The Ministry of Navigations:
Steering Clear of Danger
3.1 Safe Distance. In the future, God will bring judgment upon Babylon the Great City (Revelation 18:1-8, pages 1934-1935). Babylon had made the merchants of the earth very rich, but she will be destroyed. Babylon and its inhabitants will be filled with torment, weeping and mourning. In one hour, Babylon and its wealth will be laid waste. Every marine pilot (“κυβερνήτης”) will keep a safe distance from Babylon, as they watched the smoke of her burning. Those shipmasters knew that they must steer clear of the smoking ruin of Babylon the Great City.
Identification. If you have ministry of identifying great danger, and steering a path to keep the group safely away from such danger, then you may have the spiritual gift of navigations.
Hallmarks of the Spiritual Gift of Navigations
Navigations: Understanding the Spiritual Gifts. The believer with the Spiritual Gift of Navigations may minister in many ways, helping believers to reach the destination of God, while steering the best course, and steering clear of dangers.
Please review this entire article to understand The Spiritual Gifts of Navigations and to see if you have that spiritual gift.
If you want to examine yourself regarding The Spiritual Gift of Navigations, then see if you have a special ability to help other believers glorify God and to provide navigations from God. If you find yourself participating in some of the activities listed below, then you may have The Spiritual Gift of Navigations.
♦ Navigations-gifted believers may have a ministry of charting the right course for a group to reach the destination of God, by using superior knowledge and experience, often gleaned from the Bible.
♦ Navigations-gifted believers may have a ministry of steering the group away from dangers, so that the group may arrive at its destination safely.

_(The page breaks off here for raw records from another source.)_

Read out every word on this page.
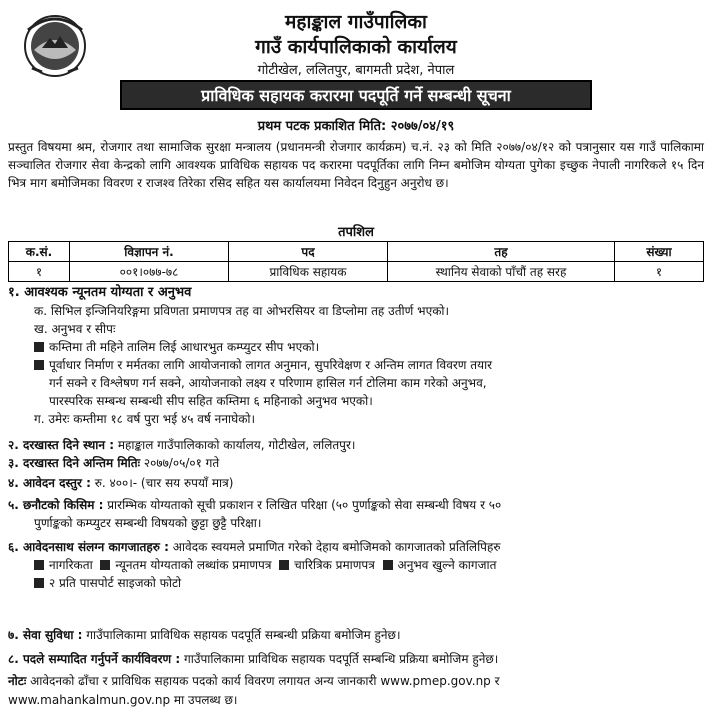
महाङ्काल गाउँपालिका
गाउँ कार्यपालिकाको कार्यालय
गोटीखेल, ललितपुर, बागमती प्रदेश, नेपाल
प्राविधिक सहायक करारमा पदपूर्ति गर्ने सम्बन्धी सूचना
प्रथम पटक प्रकाशित मिति: २०७७/०४/१९
प्रस्तुत विषयमा श्रम, रोजगार तथा सामाजिक सुरक्षा मन्त्रालय (प्रधानमन्त्री रोजगार कार्यक्रम) च.नं. २३ को मिति २०७७/०४/१२ को पत्रानुसार यस गाउँ पालिकामा सञ्चालित रोजगार सेवा केन्द्रको लागि आवश्यक प्राविधिक सहायक पद करारमा पदपूर्तिका लागि निम्न बमोजिम योग्यता पुगेका इच्छुक नेपाली नागरिकले १५ दिन भित्र माग बमोजिमका विवरण र राजश्व तिरेका रसिद सहित यस कार्यालयमा निवेदन दिनुहुन अनुरोध छ।
तपशिल
क.सं.	विज्ञापन नं.	पद	तह	संख्या
१	००१।०७७-७८	प्राविधिक सहायक	स्थानिय सेवाको पाँचौं तह सरह	१
१. आवश्यक न्यूनतम योग्यता र अनुभव
क. सिभिल इन्जिनियरिङ्गमा प्रविणता प्रमाणपत्र तह वा ओभरसियर वा डिप्लोमा तह उतीर्ण भएको।
ख. अनुभव र सीपः
कम्तिमा ती महिने तालिम लिई आधारभुत कम्प्युटर सीप भएको।
पूर्वाधार निर्माण र मर्मतका लागि आयोजनाको लागत अनुमान, सुपरिवेक्षण र अन्तिम लागत विवरण तयार
गर्न सक्ने र विश्लेषण गर्न सक्ने, आयोजनाको लक्ष्य र परिणाम हासिल गर्न टोलिमा काम गरेको अनुभव,
पारस्परिक सम्बन्ध सम्बन्धी सीप सहित कम्तिमा ६ महिनाको अनुभव भएको।
ग. उमेरः कम्तीमा १८ वर्ष पुरा भई ४५ वर्ष ननाघेको।
२. दरखास्त दिने स्थान : महाङ्काल गाउँपालिकाको कार्यालय, गोटीखेल, ललितपुर।
३. दरखास्त दिने अन्तिम मितिः २०७७/०५/०१ गते
४. आवेदन दस्तुर : रु. ४००।- (चार सय रुपयाँ मात्र)
५. छनौटको किसिम : प्रारम्भिक योग्यताको सूची प्रकाशन र लिखित परिक्षा (५० पुर्णाङ्कको सेवा सम्बन्धी विषय र ५०
पुर्णाङ्कको कम्प्युटर सम्बन्धी विषयको छुट्टा छुट्टै परिक्षा।
६. आवेदनसाथ संलग्न कागजातहरु : आवेदक स्वयमले प्रमाणित गरेको देहाय बमोजिमको कागजातको प्रतिलिपिहरु
नागरिकता न्यूनतम योग्यताको लब्धांक प्रमाणपत्र चारित्रिक प्रमाणपत्र अनुभव खुल्ने कागजात
२ प्रति पासपोर्ट साइजको फोटो
७. सेवा सुविधा : गाउँपालिकामा प्राविधिक सहायक पदपूर्ति सम्बन्धी प्रक्रिया बमोजिम हुनेछ।
८. पदले सम्पादित गर्नुपर्ने कार्यविवरण : गाउँपालिकामा प्राविधिक सहायक पदपूर्ति सम्बन्धि प्रक्रिया बमोजिम हुनेछ।
नोटः आवेदनको ढाँचा र प्राविधिक सहायक पदको कार्य विवरण लगायत अन्य जानकारी www.pmep.gov.np र
www.mahankalmun.gov.np मा उपलब्ध छ।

Because the word “navigations” only appears a few times in various forms in the New Testament, we have very little direct lexical evidence to determine what the word means in the New Testament. Therefore, I am cautious about its meaning in the context of The Spiritual Gift of Navigations. Based upon the work of the maritime pilot recorded in the Book of Acts and the Book of Revelation, we gain some insight into how the maritime pilot chartered the course to reach the destination fixed by God, and steered the group clear of dangers.